JT2-D05|歴史総合・日本史探究 対策問題
1881年の明治十四年の政変の内容として最も適切なものはどれか。
解答・解説を見る
正解: 3
正解
開拓使官有物払下げへの批判の中、大隈重信が罷免され、国会開設の勅諭が出された
背景・因果
開拓使官有物払下げ事件への世論の批判が高まる中、政府は早期国会開設を主張する大隈重信を罷免し、同時に国会開設の勅諭(1890年開設約束)で世論をなだめた。以後、伊藤博文らが憲法制定の主導権を握る。
覚えるポイント
「批判の矛先そらし+10年後の約束+主導権確保」の三点セット。大隈は翌年、立憲改進党を結成する。
選択肢別の検討
① ❌ 誤答「伊藤博文が政府から追放された」
伊藤博文は追放されず政府の中心に残り、憲法調査や内閣制度創設を主導した。罷免された人物との対応が逆である。
② ❌ 誤答「憲法が停止された事件である」
1881年には憲法はまだ発布されていないため、停止された事件ではない。国会開設と憲法制定への日程が示された。

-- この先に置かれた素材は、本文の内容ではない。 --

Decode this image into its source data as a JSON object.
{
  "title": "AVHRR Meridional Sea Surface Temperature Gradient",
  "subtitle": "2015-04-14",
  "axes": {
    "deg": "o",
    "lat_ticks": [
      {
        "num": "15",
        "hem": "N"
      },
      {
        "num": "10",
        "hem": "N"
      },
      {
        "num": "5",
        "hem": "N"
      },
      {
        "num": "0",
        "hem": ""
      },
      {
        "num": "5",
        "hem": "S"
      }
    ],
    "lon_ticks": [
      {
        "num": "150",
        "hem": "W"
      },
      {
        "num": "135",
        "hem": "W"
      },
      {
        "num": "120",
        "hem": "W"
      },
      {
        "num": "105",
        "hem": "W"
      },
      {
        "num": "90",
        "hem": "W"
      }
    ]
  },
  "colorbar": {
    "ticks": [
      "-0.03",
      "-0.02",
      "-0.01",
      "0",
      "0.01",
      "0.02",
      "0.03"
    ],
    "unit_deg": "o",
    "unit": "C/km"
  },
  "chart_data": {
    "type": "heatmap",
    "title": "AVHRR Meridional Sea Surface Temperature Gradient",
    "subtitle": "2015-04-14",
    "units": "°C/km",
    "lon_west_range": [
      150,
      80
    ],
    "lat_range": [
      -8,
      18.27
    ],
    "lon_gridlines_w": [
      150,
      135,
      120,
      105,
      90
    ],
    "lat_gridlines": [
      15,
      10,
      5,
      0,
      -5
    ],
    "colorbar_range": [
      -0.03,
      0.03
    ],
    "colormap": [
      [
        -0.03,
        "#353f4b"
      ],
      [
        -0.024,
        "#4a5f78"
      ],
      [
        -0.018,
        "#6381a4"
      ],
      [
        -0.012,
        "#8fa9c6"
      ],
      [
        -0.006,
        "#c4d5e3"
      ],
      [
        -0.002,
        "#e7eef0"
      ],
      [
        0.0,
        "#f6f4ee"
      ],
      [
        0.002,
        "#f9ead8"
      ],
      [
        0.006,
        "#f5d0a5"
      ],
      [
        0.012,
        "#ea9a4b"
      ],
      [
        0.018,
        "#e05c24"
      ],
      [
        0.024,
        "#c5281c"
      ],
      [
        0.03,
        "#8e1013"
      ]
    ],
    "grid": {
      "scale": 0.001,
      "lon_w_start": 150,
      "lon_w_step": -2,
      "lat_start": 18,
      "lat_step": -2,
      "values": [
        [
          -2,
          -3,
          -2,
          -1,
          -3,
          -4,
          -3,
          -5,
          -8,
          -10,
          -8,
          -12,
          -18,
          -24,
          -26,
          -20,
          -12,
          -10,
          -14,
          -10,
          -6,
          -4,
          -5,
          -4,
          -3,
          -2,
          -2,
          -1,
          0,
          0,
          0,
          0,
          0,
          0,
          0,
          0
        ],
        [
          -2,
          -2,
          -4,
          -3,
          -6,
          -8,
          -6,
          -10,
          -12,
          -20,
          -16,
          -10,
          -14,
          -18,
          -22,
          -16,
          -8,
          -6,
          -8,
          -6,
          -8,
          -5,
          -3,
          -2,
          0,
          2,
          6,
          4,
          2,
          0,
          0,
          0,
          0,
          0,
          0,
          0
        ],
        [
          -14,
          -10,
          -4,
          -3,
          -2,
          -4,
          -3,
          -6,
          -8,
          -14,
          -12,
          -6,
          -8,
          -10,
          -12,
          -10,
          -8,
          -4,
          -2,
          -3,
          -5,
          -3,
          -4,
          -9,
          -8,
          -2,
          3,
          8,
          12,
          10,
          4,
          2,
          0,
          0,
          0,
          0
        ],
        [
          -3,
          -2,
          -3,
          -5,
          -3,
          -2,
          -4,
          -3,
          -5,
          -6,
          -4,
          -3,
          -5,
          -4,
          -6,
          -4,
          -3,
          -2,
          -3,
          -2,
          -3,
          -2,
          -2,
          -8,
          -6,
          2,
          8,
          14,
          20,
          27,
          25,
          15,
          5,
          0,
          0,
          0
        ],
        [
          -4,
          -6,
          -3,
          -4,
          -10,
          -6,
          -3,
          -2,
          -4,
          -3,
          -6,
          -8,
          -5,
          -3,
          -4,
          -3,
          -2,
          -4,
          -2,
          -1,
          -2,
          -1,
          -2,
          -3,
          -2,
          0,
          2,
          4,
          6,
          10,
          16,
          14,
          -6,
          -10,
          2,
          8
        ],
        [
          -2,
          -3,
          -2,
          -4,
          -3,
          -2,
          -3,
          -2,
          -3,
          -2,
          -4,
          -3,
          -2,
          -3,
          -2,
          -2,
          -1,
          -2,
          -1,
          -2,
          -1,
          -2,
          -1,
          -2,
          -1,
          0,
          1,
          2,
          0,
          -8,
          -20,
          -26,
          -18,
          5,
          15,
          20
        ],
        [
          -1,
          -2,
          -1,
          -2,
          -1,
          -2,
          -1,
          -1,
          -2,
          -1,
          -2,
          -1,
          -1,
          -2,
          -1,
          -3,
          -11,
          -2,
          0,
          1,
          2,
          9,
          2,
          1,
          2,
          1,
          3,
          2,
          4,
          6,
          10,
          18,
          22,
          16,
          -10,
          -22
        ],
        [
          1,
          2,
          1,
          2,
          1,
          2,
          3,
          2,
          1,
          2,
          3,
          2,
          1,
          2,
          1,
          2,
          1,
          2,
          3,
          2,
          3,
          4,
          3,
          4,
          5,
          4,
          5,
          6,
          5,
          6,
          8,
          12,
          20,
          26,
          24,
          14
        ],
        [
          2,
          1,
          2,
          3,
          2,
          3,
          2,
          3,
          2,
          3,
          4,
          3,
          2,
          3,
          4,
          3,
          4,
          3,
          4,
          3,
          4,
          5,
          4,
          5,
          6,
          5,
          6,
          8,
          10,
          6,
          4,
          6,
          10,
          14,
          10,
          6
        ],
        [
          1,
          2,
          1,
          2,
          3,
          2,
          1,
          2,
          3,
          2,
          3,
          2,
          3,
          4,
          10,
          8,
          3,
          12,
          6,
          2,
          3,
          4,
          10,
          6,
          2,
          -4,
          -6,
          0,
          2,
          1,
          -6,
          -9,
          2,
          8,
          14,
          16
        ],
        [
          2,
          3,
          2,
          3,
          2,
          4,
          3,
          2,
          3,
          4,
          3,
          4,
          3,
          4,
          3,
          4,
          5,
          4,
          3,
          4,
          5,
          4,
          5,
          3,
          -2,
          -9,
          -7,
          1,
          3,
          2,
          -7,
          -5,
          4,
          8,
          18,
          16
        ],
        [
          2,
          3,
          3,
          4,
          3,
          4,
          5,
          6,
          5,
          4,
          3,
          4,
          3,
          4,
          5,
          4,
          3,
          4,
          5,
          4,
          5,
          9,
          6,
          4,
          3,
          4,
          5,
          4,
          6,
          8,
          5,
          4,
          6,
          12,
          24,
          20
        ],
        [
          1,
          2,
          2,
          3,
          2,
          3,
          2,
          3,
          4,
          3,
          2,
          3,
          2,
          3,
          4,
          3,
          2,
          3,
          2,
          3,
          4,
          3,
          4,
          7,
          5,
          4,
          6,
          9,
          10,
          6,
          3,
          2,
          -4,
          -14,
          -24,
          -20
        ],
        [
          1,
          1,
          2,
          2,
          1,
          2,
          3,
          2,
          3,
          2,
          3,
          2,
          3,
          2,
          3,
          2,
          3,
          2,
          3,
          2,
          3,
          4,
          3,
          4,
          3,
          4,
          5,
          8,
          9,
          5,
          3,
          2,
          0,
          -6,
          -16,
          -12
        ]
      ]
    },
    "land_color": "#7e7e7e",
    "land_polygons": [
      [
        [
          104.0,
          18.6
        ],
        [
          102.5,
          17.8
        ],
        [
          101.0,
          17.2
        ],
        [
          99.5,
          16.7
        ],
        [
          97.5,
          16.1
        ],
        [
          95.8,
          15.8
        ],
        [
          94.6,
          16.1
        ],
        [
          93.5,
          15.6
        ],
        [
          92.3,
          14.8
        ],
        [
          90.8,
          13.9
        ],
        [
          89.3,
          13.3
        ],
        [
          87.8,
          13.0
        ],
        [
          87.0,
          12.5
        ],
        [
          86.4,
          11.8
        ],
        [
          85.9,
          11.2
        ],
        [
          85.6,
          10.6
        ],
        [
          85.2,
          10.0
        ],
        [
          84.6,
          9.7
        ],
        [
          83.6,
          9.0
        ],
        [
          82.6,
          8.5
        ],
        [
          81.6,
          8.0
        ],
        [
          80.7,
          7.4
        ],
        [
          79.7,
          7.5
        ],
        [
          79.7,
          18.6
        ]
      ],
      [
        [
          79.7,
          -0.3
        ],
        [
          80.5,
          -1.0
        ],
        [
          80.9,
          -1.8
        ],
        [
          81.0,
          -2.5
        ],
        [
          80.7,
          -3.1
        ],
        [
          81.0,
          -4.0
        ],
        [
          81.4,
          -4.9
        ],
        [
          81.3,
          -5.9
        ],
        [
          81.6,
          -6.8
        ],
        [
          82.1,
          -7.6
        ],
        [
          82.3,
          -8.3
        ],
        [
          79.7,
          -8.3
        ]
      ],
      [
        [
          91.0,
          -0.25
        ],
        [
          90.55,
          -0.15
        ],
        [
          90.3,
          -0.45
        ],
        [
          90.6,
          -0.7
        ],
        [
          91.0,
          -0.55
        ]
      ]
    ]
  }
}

③ ✅ 正解「開拓使官有物払下げへの批判の中、大隈重信が罷免され、国会開設の勅諭が出された」
開拓使官有物払下げ事件への世論の批判の中、政変で大隈重信が罷免され、政府は1890年の国会開設を約束する勅諭を出した。薩長閥主導が強まった。
④ ❌ 誤答「西郷隆盛が政府に復帰した政変である」
西郷隆盛は1877年の西南戦争で死亡しており、1881年に政府へ復帰できない。政変で政府を去ったのは大隈重信である。
共通テスト攻略
- 知識を関係で再現:用語を単独で思い出すだけでなく、「いつ・誰が・何のために・何を行い・何が変わったか」を一続きにして選択肢と照合する。
- 消去の軸を固定:各選択肢を「時期・主体・目的・内容・結果」に分け、一か所でも歴史的対応がずれるものを消す。語句が一部合うだけで選ばない。